I got this formula from a friend, but it doesn't appear to be working correctly:

n = Total number of dice being rolled.
k = Number of dice that come up with desired result (the number of matching dice).
p = Chance of desired outcome occurring on one die, as a number between 0 and 1 (for six sided dice, this would be .166666).

n!*(p^k)*((1-p)^(n-k))
-----------------------
k!*(n-k)!

 

[Dason]

Your friend is wrong. I don't know the exact correct formula in general and it would probably not be the easiest thing to get. But what your friend gave you is the pmf for a binomial distribution with success probability p. This clearly isn't the case that you're in (for example you can't have 1 die that matches...).

 

[ArmoredThirteen]

No ideas?

If it helps at all, to get an example:
This is based on an RPG that I play called Godlike. For a description and links, here it is on Wikipedia.

 

[Dason]

Like I said it's probably pretty difficult to get a 'universal' form for what you're asking for.

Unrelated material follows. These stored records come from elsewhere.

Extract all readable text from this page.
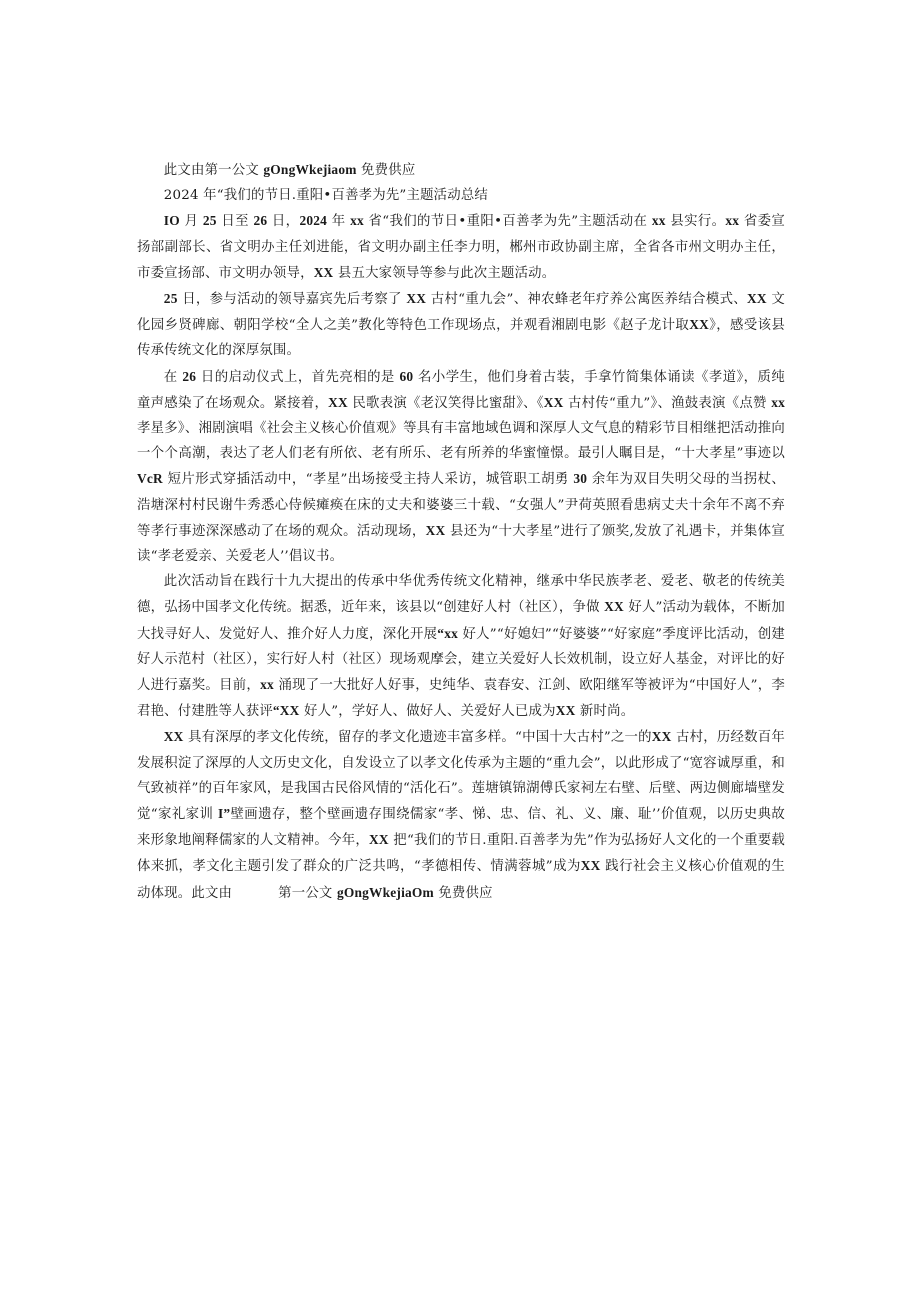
此文由第一公文 gOngWkejiaom 免费供应

2024 年“我们的节日.重阳•百善孝为先”主题活动总结

IO 月 25 日至 26 日，2024 年 xx 省“我们的节日•重阳•百善孝为先”主题活动在 xx 县实行。xx 省委宣扬部副部长、省文明办主任刘进能，省文明办副主任李力明，郴州市政协副主席，全省各市州文明办主任，市委宣扬部、市文明办领导，XX 县五大家领导等参与此次主题活动。

25 日，参与活动的领导嘉宾先后考察了 XX 古村“重九会”、神农蜂老年疗养公寓医养结合模式、XX 文化园乡贤碑廊、朝阳学校“全人之美”教化等特色工作现场点，并观看湘剧电影《赵子龙计取XX》，感受该县传承传统文化的深厚氛围。

在 26 日的启动仪式上，首先亮相的是 60 名小学生，他们身着古装，手拿竹简集体诵读《孝道》，质纯童声感染了在场观众。紧接着，XX 民歌表演《老汉笑得比蜜甜》、《XX 古村传“重九”》、渔鼓表演《点赞 xx 孝星多》、湘剧演唱《社会主义核心价值观》等具有丰富地域色调和深厚人文气息的精彩节目相继把活动推向一个个高潮，表达了老人们老有所依、老有所乐、老有所养的华蜜憧憬。最引人瞩目是，“十大孝星”事迹以 VcR 短片形式穿插活动中，“孝星”出场接受主持人采访，城管职工胡勇 30 余年为双目失明父母的当拐杖、浩塘深村村民谢牛秀悉心侍候瘫痪在床的丈夫和婆婆三十载、“女强人”尹荷英照看患病丈夫十余年不离不弃等孝行事迹深深感动了在场的观众。活动现场，XX 县还为“十大孝星”进行了颁奖,发放了礼遇卡，并集体宣读“孝老爱亲、关爱老人’’倡议书。

此次活动旨在践行十九大提出的传承中华优秀传统文化精神，继承中华民族孝老、爱老、敬老的传统美德，弘扬中国孝文化传统。据悉，近年来，该县以“创建好人村（社区），争做 XX 好人”活动为载体，不断加大找寻好人、发觉好人、推介好人力度，深化开展“xx 好人”“好媳妇”“好婆婆”“好家庭”季度评比活动，创建好人示范村（社区），实行好人村（社区）现场观摩会，建立关爱好人长效机制，设立好人基金，对评比的好人进行嘉奖。目前，xx 涌现了一大批好人好事，史纯华、袁春安、江剑、欧阳继军等被评为“中国好人”，李君艳、付建胜等人获评“XX 好人”，学好人、做好人、关爱好人已成为XX 新时尚。

XX 具有深厚的孝文化传统，留存的孝文化遗迹丰富多样。“中国十大古村”之一的XX 古村，历经数百年发展积淀了深厚的人文历史文化，自发设立了以孝文化传承为主题的“重九会”，以此形成了“宽容诚厚重，和气致祯祥”的百年家风，是我国古民俗风情的“活化石”。莲塘镇锦湖傅氏家祠左右壁、后壁、两边侧廊墙壁发觉“家礼家训 I”壁画遗存，整个壁画遗存围绕儒家“孝、悌、忠、信、礼、义、廉、耻’’价值观，以历史典故来形象地阐释儒家的人文精神。今年，XX 把“我们的节日.重阳.百善孝为先”作为弘扬好人文化的一个重要载体来抓，孝文化主题引发了群众的广泛共鸣，“孝德相传、情满蓉城”成为XX 践行社会主义核心价值观的生动体现。此文由	第一公文 gOngWkejiaOm 免费供应
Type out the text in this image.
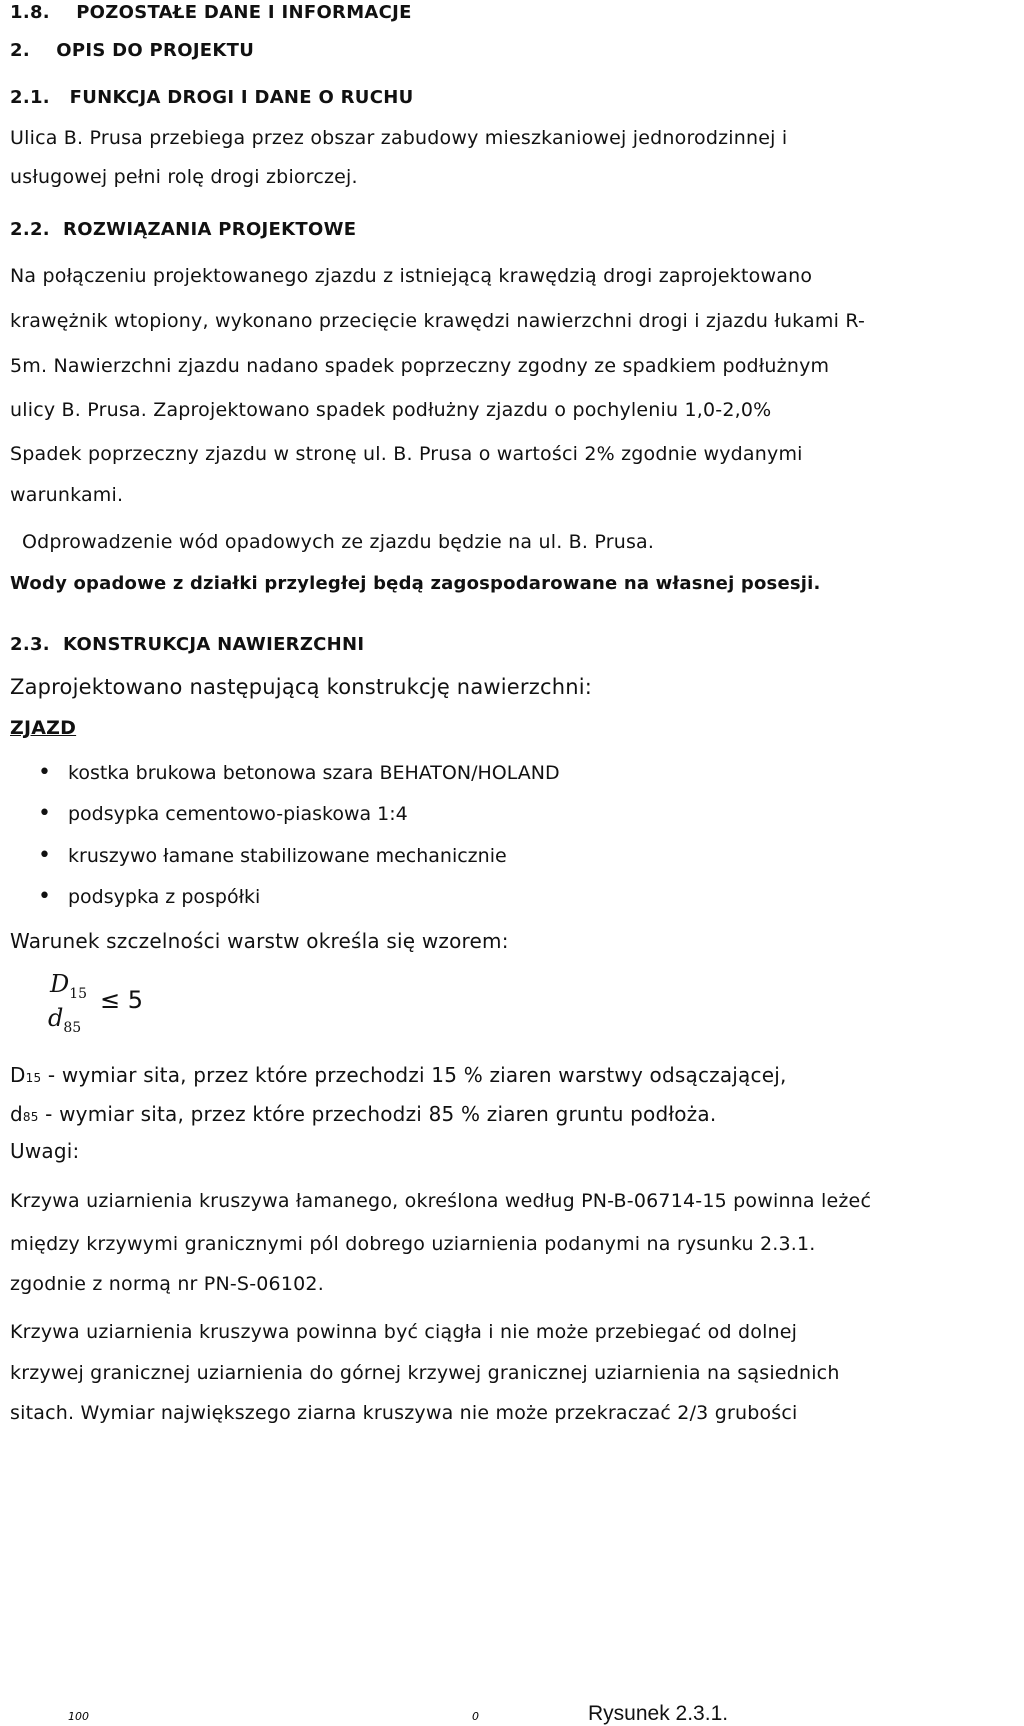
1.8.    POZOSTAŁE DANE I INFORMACJE
2.    OPIS DO PROJEKTU
2.1.   FUNKCJA DROGI I DANE O RUCHU
Ulica B. Prusa przebiega przez obszar zabudowy mieszkaniowej jednorodzinnej i
usługowej pełni rolę drogi zbiorczej.
2.2.  ROZWIĄZANIA PROJEKTOWE
Na połączeniu projektowanego zjazdu z istniejącą krawędzią drogi zaprojektowano
krawężnik wtopiony, wykonano przecięcie krawędzi nawierzchni drogi i zjazdu łukami R-
5m. Nawierzchni zjazdu nadano spadek poprzeczny zgodny ze spadkiem podłużnym
ulicy B. Prusa. Zaprojektowano spadek podłużny zjazdu o pochyleniu 1,0-2,0%
Spadek poprzeczny zjazdu w stronę ul. B. Prusa o wartości 2% zgodnie wydanymi
warunkami.
Odprowadzenie wód opadowych ze zjazdu będzie na ul. B. Prusa.
Wody opadowe z działki przyległej będą zagospodarowane na własnej posesji.
2.3.  KONSTRUKCJA NAWIERZCHNI
Zaprojektowano następującą konstrukcję nawierzchni:
ZJAZD
• kostka brukowa betonowa szara BEHATON/HOLAND
• podsypka cementowo-piaskowa 1:4
• kruszywo łamane stabilizowane mechanicznie
• podsypka z pospółki
Warunek szczelności warstw określa się wzorem:
$D_{15}$
$d_{85}$
≤ 5
D15 - wymiar sita, przez które przechodzi 15 % ziaren warstwy odsączającej,
d85 - wymiar sita, przez które przechodzi 85 % ziaren gruntu podłoża.
Uwagi:
Krzywa uziarnienia kruszywa łamanego, określona według PN-B-06714-15 powinna leżeć
między krzywymi granicznymi pól dobrego uziarnienia podanymi na rysunku 2.3.1.
zgodnie z normą nr PN-S-06102.
Krzywa uziarnienia kruszywa powinna być ciągła i nie może przebiegać od dolnej
krzywej granicznej uziarnienia do górnej krzywej granicznej uziarnienia na sąsiednich
sitach. Wymiar największego ziarna kruszywa nie może przekraczać 2/3 grubości
100	0	Rysunek 2.3.1.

If you have a specific form in mind (i.e. you tell us what n and p are) then it would be pretty easy to run some simulations to give you approximations to the true probabilities.

 

[SmoothJohn]

For instance: You roll 10 dice that have 6 sides each. What is the chance that 2 of them are the same (does not matter the number, just that they are the same).

This one's easy. The probability is 1, by the pigeonhole principle.

John

 

[BGM]

This one's easy. The probability is 1, by the pigeonhole principle.

John

I guess thats exactly the point needs to be clarified.

If the question is asking for at least have 2 dice having the same
number, then the probability, as suggested is one.

But, if the same number occurred 3 times or more are not count, then the
required probability is completely different.

Also, if the question is asking for exactly 1 pair only, then the probability
is zero by the pigeonhole principle again.
(with 6-faces dice, only 2-7 dices are possible)

 

[ArmoredThirteen]

It would be the chance that one set of exactly two shows up. There could be a set of three in there, too, but that doesn't matter. And the pair could be of any number (1-6, in the example that needs clarifying).

So, example, rolls that would qualify:
1, 1, 2, 2, 2, 3, 4, 5, 5, 5.
This has a pair of ones. It has a triplet of 2s and 3s, but that doesn't matter.

1, 3, 3, 4, 5, 5, 5, 5, 5, 6.
Now, a pair of 3s, and a bunch of 5s (the 5s, again, don't matter).